Gold is now up 2.23 per cent for the week, and is currently trading at $1,672 per ounce.
This is way below its peak this spring, when prices rallied to $2,034 per ounce in March after Russia’s invasion of Ukraine – however it is comfortably above last month’s nadir of $1,627 per ounce.
Prices have been propped up by resilient demand in Asia, which has prevented a slide below the $1,600 threshold.
With inflation easing, there is hope investors will reappraise the asset, however any rallies will likely be contained by contained by current economic conditions.
Rupert Rowling, market analyst at Kinesis Money described gold’s gains as “steady rather than spectacular”, and that moves in prices were chiefly based on “sentiment” rather than material changes in the market.
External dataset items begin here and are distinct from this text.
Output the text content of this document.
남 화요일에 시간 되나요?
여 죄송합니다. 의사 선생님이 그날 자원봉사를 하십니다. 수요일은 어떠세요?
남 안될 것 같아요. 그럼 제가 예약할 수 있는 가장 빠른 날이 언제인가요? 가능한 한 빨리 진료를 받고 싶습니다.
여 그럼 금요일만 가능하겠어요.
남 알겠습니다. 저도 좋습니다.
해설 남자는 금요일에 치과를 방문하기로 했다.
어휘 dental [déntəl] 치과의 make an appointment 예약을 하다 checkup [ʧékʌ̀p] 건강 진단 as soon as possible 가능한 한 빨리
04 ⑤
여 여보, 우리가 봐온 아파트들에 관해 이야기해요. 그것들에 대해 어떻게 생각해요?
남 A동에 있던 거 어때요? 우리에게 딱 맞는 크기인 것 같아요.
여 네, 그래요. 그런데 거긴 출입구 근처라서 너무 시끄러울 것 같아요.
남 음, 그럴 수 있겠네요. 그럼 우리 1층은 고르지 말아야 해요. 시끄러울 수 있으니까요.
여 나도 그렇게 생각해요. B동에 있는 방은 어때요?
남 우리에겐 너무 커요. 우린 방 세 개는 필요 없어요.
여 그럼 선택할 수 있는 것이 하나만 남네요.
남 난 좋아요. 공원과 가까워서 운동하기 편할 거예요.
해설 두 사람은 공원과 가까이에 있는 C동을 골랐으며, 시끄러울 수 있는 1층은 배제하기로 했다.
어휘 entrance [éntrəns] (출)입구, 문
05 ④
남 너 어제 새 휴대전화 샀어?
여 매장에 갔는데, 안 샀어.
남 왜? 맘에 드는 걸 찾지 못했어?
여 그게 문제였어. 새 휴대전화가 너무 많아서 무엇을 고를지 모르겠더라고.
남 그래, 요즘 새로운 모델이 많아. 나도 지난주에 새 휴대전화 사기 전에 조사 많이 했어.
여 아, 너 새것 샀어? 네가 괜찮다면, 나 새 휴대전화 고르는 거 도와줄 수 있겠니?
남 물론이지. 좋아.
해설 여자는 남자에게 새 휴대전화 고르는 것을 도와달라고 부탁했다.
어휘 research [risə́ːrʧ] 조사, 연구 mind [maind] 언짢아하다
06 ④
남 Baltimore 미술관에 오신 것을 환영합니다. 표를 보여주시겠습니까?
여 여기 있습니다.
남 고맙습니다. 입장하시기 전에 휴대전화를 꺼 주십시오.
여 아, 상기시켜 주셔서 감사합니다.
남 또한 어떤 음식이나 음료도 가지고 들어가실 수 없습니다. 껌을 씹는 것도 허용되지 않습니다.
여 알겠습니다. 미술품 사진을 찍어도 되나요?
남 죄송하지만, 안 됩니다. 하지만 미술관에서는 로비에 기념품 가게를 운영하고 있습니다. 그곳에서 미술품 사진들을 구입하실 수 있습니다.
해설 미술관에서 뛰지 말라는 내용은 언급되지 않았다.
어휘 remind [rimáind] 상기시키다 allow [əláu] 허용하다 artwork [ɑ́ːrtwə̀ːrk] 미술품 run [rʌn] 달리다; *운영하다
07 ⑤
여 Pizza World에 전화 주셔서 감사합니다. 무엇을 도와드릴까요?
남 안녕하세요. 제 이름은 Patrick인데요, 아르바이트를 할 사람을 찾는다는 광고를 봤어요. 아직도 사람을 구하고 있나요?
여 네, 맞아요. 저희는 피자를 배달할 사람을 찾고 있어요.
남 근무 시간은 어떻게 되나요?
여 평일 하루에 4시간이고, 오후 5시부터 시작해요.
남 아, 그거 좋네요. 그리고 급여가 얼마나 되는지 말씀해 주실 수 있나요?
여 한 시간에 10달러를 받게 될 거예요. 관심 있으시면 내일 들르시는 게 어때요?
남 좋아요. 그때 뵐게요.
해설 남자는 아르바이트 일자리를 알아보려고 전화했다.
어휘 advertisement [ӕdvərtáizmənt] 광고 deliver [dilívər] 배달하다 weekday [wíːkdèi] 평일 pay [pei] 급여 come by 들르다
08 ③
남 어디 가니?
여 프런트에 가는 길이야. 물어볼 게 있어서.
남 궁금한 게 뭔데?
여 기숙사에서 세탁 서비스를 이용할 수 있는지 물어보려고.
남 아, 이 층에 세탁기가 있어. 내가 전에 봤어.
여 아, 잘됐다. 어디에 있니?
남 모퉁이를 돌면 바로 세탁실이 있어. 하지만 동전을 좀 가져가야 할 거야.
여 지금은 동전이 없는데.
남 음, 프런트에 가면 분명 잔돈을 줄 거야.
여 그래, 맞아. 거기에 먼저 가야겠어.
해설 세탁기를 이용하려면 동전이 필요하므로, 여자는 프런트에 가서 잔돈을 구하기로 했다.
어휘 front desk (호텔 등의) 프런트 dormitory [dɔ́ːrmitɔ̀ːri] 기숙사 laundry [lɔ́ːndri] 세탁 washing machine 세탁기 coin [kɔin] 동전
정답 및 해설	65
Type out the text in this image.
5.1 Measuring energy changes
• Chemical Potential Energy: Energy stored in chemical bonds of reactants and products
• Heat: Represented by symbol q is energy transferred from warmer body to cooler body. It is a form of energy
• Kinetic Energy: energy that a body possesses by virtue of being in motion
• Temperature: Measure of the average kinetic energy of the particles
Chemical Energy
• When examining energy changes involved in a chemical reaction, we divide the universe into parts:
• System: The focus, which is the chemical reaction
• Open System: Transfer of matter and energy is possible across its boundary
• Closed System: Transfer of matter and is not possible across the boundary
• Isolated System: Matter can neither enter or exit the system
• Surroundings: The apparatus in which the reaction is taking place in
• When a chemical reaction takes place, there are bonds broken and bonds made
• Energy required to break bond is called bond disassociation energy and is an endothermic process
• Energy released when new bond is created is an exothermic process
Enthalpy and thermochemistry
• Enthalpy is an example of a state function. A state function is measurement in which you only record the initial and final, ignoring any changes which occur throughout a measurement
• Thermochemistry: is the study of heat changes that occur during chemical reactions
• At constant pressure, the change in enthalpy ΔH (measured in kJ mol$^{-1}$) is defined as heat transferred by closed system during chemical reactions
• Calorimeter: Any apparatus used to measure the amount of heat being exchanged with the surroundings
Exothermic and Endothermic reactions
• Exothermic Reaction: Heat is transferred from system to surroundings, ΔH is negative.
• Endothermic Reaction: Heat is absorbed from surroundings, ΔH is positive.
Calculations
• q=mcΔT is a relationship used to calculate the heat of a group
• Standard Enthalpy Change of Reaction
He said: “Given gold’s lack of yield, the environment of rising rates makes other interest-paying assets more attractive and provides a firm ceiling on how high gold can climb.”
Meanwhile silver is closing in on $20 per ounce at $19.66 – its highest levels since early October.
While investors remain conflicted over gold, Rowling argued the easing of rates has provided “sufficient light relief for the price to recover most of the ground it had lost over October.”
Forecasting future price moves, he said: ” It will be interesting to see silver’s price reaction as and when it breaches $20 an ounce as while the fundamental picture points to a metal in strong demand, the price has failed to match up to this and instead found stubborn resistance between $20 to $21 an ounce due to the Fed’s interest rate outlook.”